Kalanick has offloaded $1.456 billion in stock since the lockup period ended on November 6, with about $578 million of that over three days this week, as CNBC reports. Kalanick remains a board member of the company, and he still has around half of his original stake, or 45 million shares, but Bloomberg suggests that there's a hint in a November 11 SEC filing that he may be looking to dump his entire stake.

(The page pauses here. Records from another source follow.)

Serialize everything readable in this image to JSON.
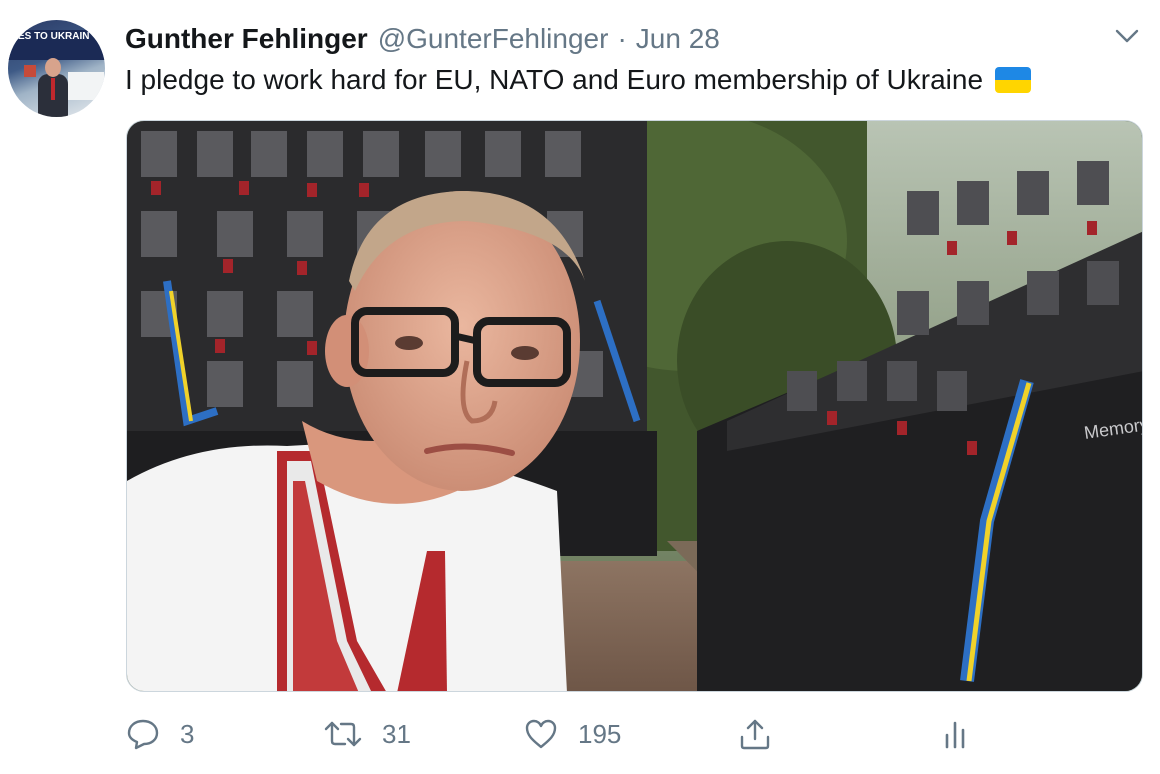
{
  "tweet": {
    "display_name": "Gunther Fehlinger",
    "handle": "@GunterFehlinger",
    "separator": "·",
    "date": "Jun 28",
    "text": "I pledge to work hard for EU, NATO and Euro membership of Ukraine",
    "emoji": "ukraine-flag"
  },
  "avatar": {
    "banner_text": "ES TO UKRAIN"
  },
  "photo": {
    "sign_text": "Memory"
  },
  "actions": {
    "reply_count": "3",
    "retweet_count": "31",
    "like_count": "195"
  },
  "colors": {
    "text_primary": "#14171a",
    "text_secondary": "#657786",
    "flag_blue": "#1e88e5",
    "flag_yellow": "#ffd500"
  }
}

It sees crazy for Kalanick to sell such large quantities of shares when the price is as low as it is, but perhaps he fears it will only go lower in the coming months. Following a lot of post-lockup sales by other investors and current and former employees, the stock hit an all-time low of $25.99 on November 14, and has since rebounded to just under $30. The stock ended its first trading back in May at around $40, hitting a peak in late June of $46. Current CEO Dara Khosrowshahi used the bargain price to pick up $6 million in new shares earlier this week.
The company's valuation has consequently dropped from $70 billion in May to around $50 billion.

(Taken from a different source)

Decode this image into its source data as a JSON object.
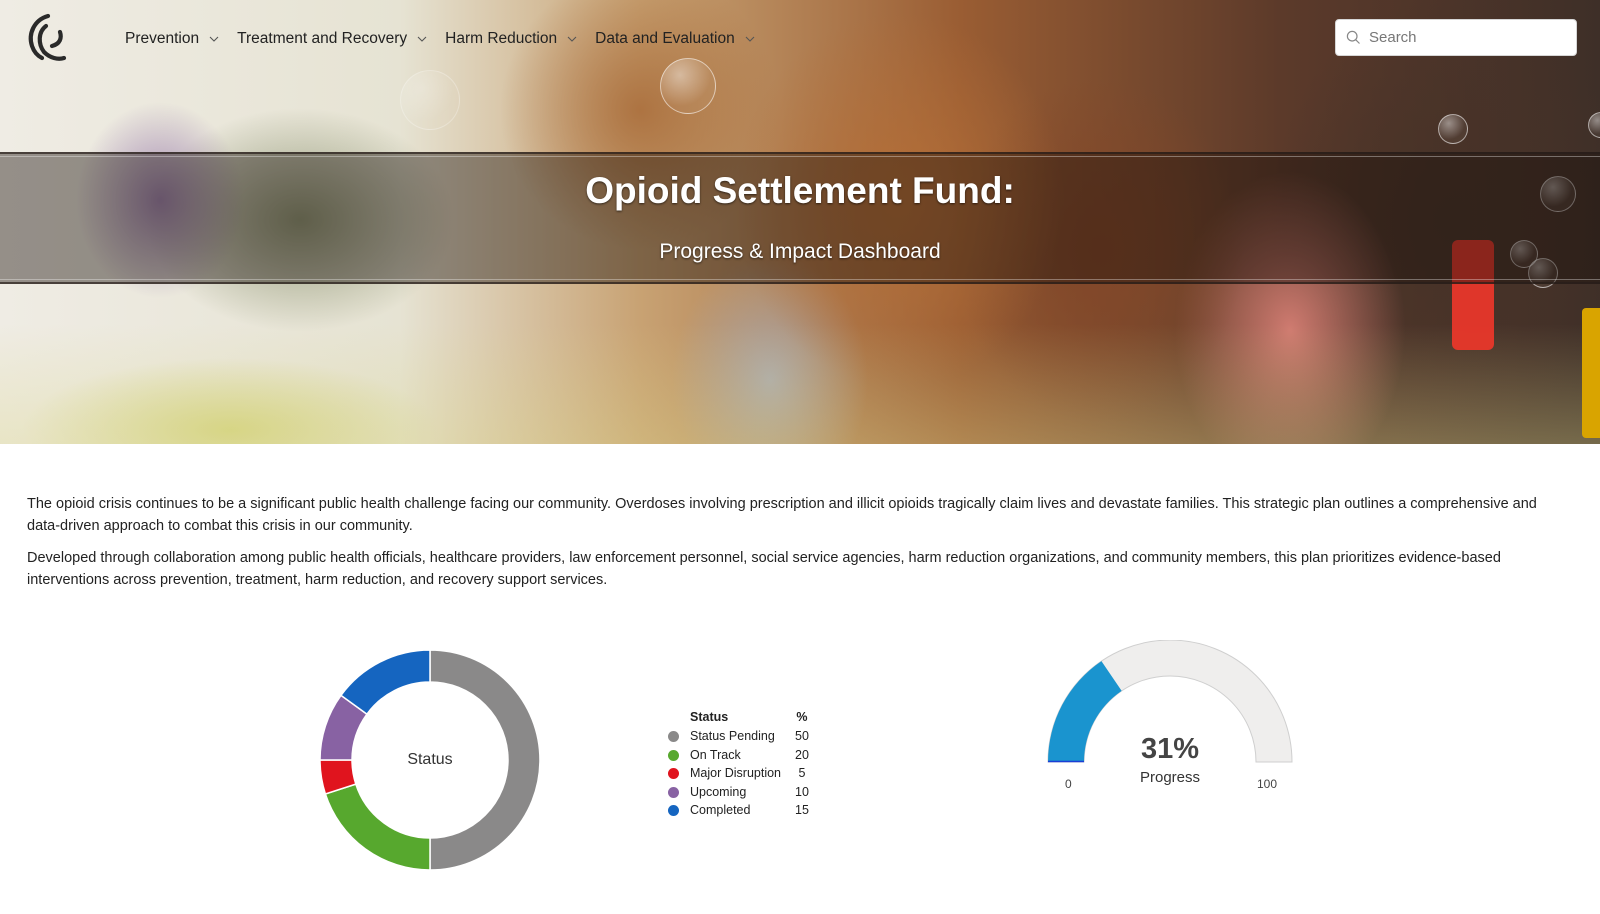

CNBC suggests that the stock sales by Kalanick may be a signal that he's turning his full attention to his next venture, the restaurant-focused startup CloudKitchens. With the tagline "Smart kitchens for delivery-only restaurants," the company provides custom kitchen builds, software, and marketing for delivery-only outposts of existing restaurants and food trucks — allowing restaurateurs to expand to new markets with less risk and overhead.
Kalanick stepped down as Uber CEO amid some high drama in August 2017 following a year of scandals and terrible press that centered on sexual harassment and the mistreatment of drivers.
A new book, Super Pumped: The Battle for Uber by New York Times tech writer Mike Isaac paints a fairly unflattering portrait of Kalanick as the quintessential bro CEO — and one who at one point was "writhing around" on the carpet of an employee's apartment screaming "I'm a terrible person" following the public release of a video of him berating a driver.